In ExternE the air quality is estimated by the use of atmospheric dispersion models.
It is important to note that not only local damages have to be considered -
air pollutants are transformed and transported and cause considerable damage hundreds of kilometres away form the source.
So local, European wide, and north hemispheric modelling is considered in EcoSenseWeb.
Local range analysis:
The Industrial Source Complex Model (ISC) is a Gaussian plume model developed by the US-EPA. The ISC is used for transport modelling of primary air pollutants (SO2, NOx, particulates) on a local scale (100 x 100 kmē around the power plant site). EcoSenseWeb provides a short-term version of the model which uses hourly site specific meteorological data. These data are generated within EcoSenseWeb. The user has only to provide longitude and latitude coordinates (in decimal degree).
The tool used to derive local meteorological data was developed within NEEDS, RS1b, WP1.
Regional range analysis:
The regional range analysis is based on the large EMEP-grid cells (50 km x 50 km) and covers the whole of Europe.
Regional impact assessment is done with regional SR-receptor matrices, i.e. parameterised results of model runs with the EMEP/MSC-West Eulerian dispersion model.
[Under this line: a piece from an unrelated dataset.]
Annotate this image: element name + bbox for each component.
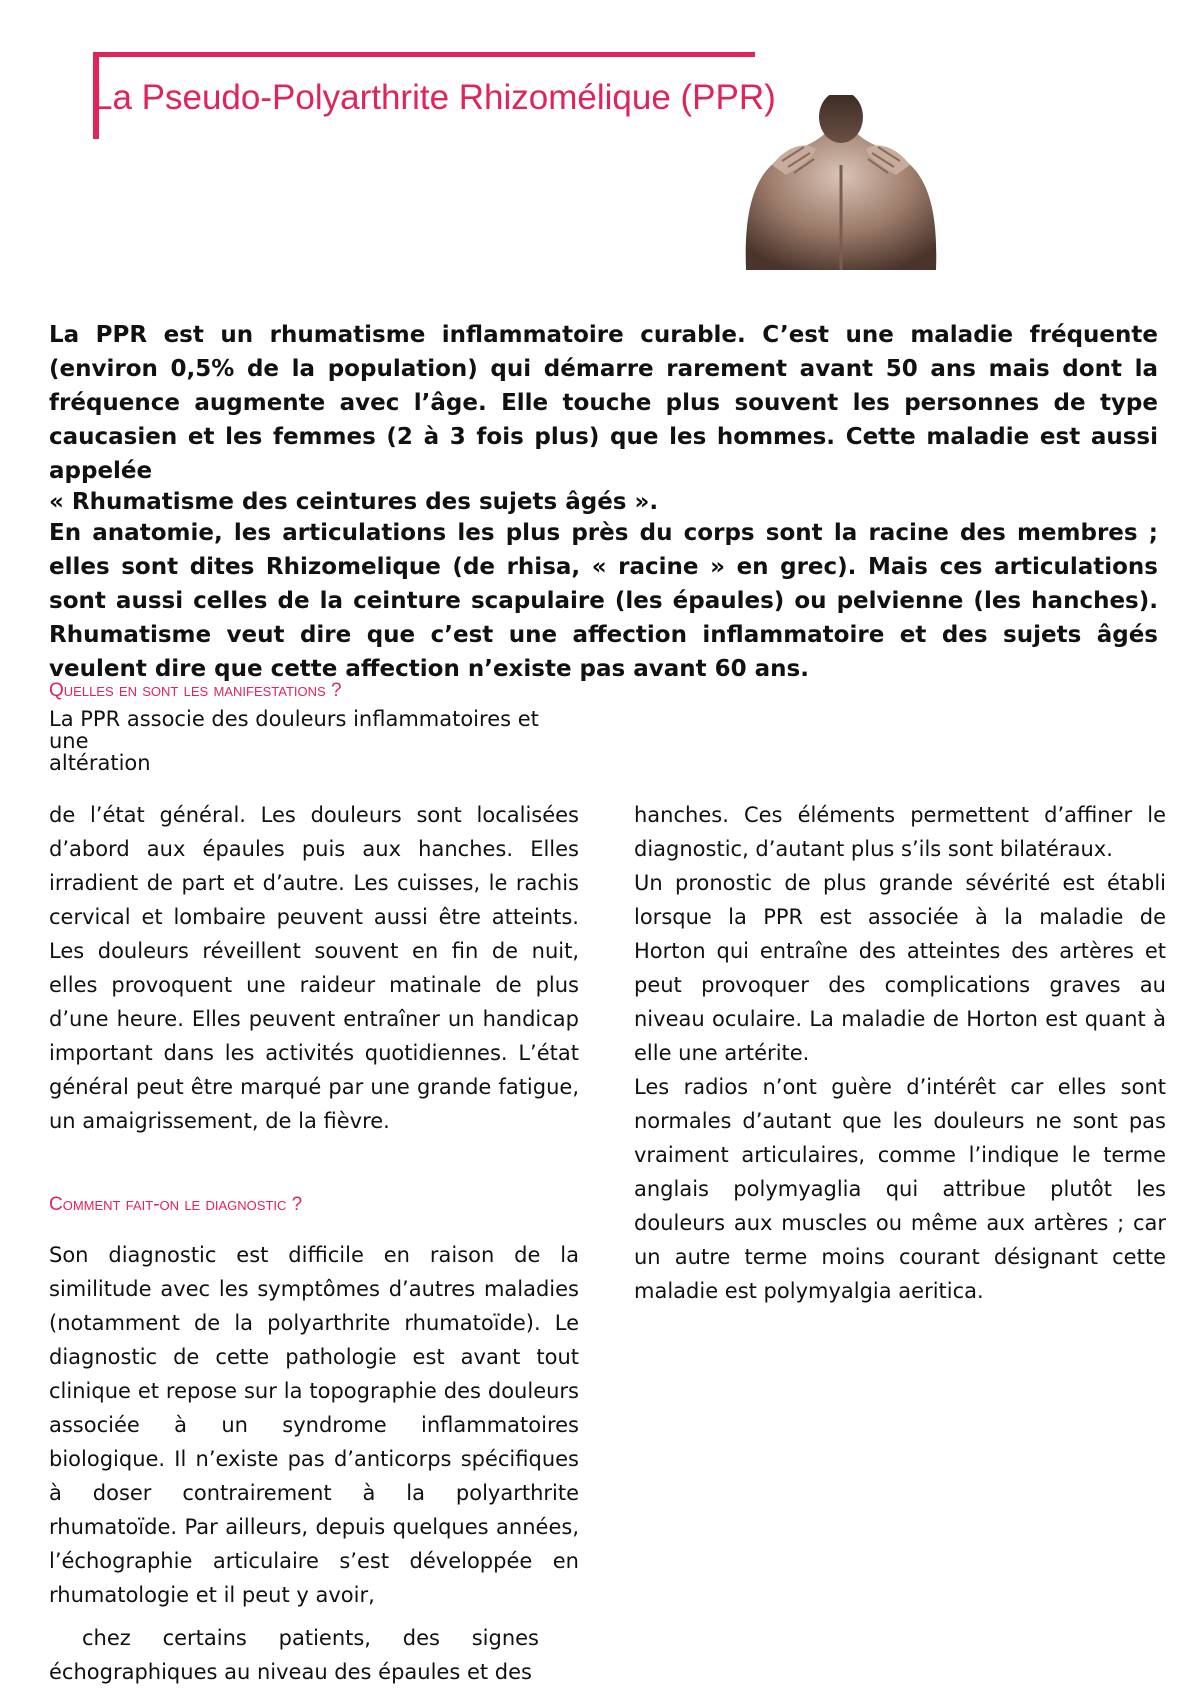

These model runs are based on certain emission scenarios (including spatial distribution of different sources) and meteorological conditions. A reduction of each pollutant by 15% for each source of emission within a corresponding sub-region is modelled. Europe is divided into 66 regions, i.e. some larger countries are subdivided into sub-regions.
For a 15% reduction of an airborne pollutant (e.g. NOx) within a country / sub-region of Europe (e.g. Belgium) based on meteorological conditions
(e.g. in the year 2000) and background emissions of e.g., the year 2010, a model run was performed by MET.NO.
The result is a matrix covering the resulting concentration of different pollutants in each of the 50 x 50 km2 grid cell of the EMEP grid.
This matrix contains the results in terms of concentrations of a primary (NOx) or secondary (nitrates and ozone, increased sulphates, etc.) air pollutants on
the 50 km x 50 km EMEP grid. The chemical reactions and interactions are quite complex.
For example, a reduction of NOx emissions leaves more background NH3 for reaction with background SO2, and therefore, increases the concentration of sulphates, etc.
Based on meteorological years 1996, 1997, 1998 and 2000 average results have been derived representing typical conditions of the present. The year 2003 was an exceptional warm year in Europe. Therefore, the results based on meteorological year 2003 are used to estimate future conditions, reflecting the influence of climate change.
Hemispheric range analysis:
With introduction of the North Hemispheric range analysis within NEEDS the range of analysis has been expanded. The concept of hemispheric range analysis results from the need of performing an estimation of the intercontinental influence on concentrations of primary and secondary airborne pollutants. Analysis is based on corresponding EMEP/MSC-West Eulerian dispersion model runs which produced source-receptor relationships at the hemispheric scales for 4 regions of the Northern Hemisphere.
The emissions data are based on Edgar (2000) data and within the EMEP area EMEP emissions are used. Meteorological input data correspond to the year 2001.
The methodology is described in more detail in the Technical Paper (MET.NO TP1.1).
The Northern Hemisphere has been divided into four areas:
Far East (FE), Middle East (ME), North America (NA), Europe (EU).
Temporarily, a fifth region (WEU) has been included, where Russia has been excluded from Europe.
The effect of reductions of six different pollutants (NOx, SOx, NMVOC, NH3, PM2.5 and PMco) has been computed.
Each scenario reduces one pollutant from one area by 15%.
Local/Regional and Local/Regional/Hemispheric calculations:
The regional range area overlaps the local range are and the hemispheric range area overlaps the regional range are. Therefore local and regional impacts must not be added up
to calculate the total impact. A routine has been implemented to calculate the total impacts, avoiding a double counting and taking into account the more
detailed results derived on the local and regional range.